Anggota DPR RI, Benny K Harman (tengah) saat reses di Kantor Desa Warloka, Kecamatan Komodo, Kabupaten Mabar, Minggu (09/02/2020) (Foto: Ardy Abba/Vox NTT)
alterntif text

Labuan Bajo, Vox NTT- Ketua Fraksi Demokrat MPR RI Benny K Harman mengingatkan tentang bahaya formalisme Pancasila yang dilakukan para pejabat.

Ia menerjemahkan formalisme Pancasila adalah sebuah praktik yang hanya menghafalkan sila-sila pada dasar ideologi negara Indonesia itu, tetapi jarang diimplementasikan dalam kehidupan.

“Banyak yang sampaikan ke saya, Pa Benny sosialisasi Pancasila itu seharusnya untuk pejabat saja, untuk masyarakat tidak penting,” ujar BKH saat kegiatan sosilisasi empat pilar kehidupan berbangsa dan bernegara di Kantor Desa Warloka, Kecamatan Komodo, Kabupaten Manggarai Barat, Provinsi Nusa Tenggara Timur (NTT), Minggu (09/02/2020).

Menurut dia, pernyataan masyarakat tersebut tentu saja lahir dari realitas bahwa banyak pejabat yang mempraktikan Pancasila hanya formalitas belaka, tetapi tidak diterapkan dalam kehidupannya.

Anggota DPR RI, Benny K Harman saat pose bersama warga Kampung Kenari, Desa Warloka, Kecamatan Komodo, Kabupaten Mabar usai reses, Minggu (09/02/2020) (Foto: Ardy Abba/Vox NTT)

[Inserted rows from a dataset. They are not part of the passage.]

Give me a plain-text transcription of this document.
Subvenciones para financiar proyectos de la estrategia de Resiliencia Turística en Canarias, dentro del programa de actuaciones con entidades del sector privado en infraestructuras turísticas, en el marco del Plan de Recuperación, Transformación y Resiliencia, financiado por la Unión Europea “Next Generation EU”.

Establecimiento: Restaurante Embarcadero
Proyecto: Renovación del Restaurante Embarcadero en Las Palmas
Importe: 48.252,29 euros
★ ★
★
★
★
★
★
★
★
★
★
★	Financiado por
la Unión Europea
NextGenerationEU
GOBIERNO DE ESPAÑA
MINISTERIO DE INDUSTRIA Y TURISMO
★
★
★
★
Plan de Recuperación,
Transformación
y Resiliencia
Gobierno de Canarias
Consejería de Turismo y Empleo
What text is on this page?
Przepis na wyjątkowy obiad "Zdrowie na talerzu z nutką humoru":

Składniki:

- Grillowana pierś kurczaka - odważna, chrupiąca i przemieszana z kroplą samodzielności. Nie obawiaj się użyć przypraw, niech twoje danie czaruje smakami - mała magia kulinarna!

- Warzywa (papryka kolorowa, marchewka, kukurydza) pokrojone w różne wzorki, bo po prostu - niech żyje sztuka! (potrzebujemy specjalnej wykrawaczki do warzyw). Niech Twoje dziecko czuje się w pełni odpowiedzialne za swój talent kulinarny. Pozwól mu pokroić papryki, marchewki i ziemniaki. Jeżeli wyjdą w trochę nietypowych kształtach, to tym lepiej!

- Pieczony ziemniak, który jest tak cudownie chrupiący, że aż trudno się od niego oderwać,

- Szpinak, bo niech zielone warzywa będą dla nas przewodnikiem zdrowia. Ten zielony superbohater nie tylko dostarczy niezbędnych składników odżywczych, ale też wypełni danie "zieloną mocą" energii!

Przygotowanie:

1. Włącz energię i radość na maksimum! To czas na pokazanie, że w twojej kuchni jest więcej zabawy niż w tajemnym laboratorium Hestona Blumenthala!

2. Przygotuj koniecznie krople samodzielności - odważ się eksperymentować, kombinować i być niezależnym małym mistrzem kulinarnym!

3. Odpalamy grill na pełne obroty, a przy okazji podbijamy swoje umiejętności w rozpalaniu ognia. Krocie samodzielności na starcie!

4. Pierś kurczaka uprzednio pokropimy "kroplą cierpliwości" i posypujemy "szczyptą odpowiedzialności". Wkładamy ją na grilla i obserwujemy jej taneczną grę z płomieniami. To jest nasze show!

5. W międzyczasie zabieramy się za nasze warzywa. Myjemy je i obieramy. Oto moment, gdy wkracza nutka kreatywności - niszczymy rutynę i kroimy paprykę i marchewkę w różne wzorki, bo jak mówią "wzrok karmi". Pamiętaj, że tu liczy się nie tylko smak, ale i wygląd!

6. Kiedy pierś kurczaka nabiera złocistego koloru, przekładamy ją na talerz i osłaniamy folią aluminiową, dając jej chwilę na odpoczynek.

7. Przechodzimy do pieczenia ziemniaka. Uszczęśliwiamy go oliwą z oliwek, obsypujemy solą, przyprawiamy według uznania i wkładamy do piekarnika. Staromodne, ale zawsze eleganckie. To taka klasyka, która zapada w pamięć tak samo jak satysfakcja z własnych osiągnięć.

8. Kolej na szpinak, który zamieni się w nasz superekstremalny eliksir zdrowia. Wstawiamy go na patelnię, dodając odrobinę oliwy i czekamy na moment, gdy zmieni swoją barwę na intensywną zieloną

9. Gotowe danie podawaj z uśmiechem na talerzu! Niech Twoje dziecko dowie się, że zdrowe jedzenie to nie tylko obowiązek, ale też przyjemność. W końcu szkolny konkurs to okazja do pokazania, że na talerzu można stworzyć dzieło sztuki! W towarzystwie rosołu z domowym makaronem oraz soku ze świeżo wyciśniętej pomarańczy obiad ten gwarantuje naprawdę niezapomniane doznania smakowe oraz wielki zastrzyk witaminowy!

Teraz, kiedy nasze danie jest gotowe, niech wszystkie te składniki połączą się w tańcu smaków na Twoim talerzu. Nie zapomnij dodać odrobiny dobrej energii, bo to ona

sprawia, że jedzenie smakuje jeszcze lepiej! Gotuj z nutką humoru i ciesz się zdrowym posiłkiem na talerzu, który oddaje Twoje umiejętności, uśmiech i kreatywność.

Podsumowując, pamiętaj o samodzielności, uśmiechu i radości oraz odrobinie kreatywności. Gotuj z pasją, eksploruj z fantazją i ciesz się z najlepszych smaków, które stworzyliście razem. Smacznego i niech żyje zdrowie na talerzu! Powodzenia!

Ada banyak pejabat, kata dia, kerap melakukan sosialisasi Pancasila, tetapi justru korupsi.

“Sering omong Pancasila, tetapi korupsi di mana-mana, ketidakadilan di mana-mana. Ini yang saya sebut Pancasila menjadi formalisme, ini bahaya,” terang Anggota DPR RI asal Dapil NTT 1 itu.

Kendati demikian, menurut BKH perilaku para pejabat yang tidak mengamalkan nilai-nilai Pancasila merupakan tantangan bersama.

Perilaku demikian, lanjut BKH, bukan berarti masyarakat juga ikut dan tidak menghayati nilai-nilai Pancasila untuk kemudian diterapkan dalam kehidupan berbangsa dan bernegara.

Di depan ratusan warga yang datang, BKH mengingatkan agar Pancasila tidak hanya sekadar omong, diskusi dan menghafal belaka.

Namun lebih dari itu. Nilai yang terkandung dalam sila-sila Pancasila harus dihayati, untuk kemudian diterapkan dalam kehidupan sehari-sehari.

“Jangan sampai omong Pancasila, tetapi kita tidak tahu apa maknanya dan bagaimana pelaksanaannya. Parahnya lagi kalau tidak mengenal Pancasila,” tandasnya.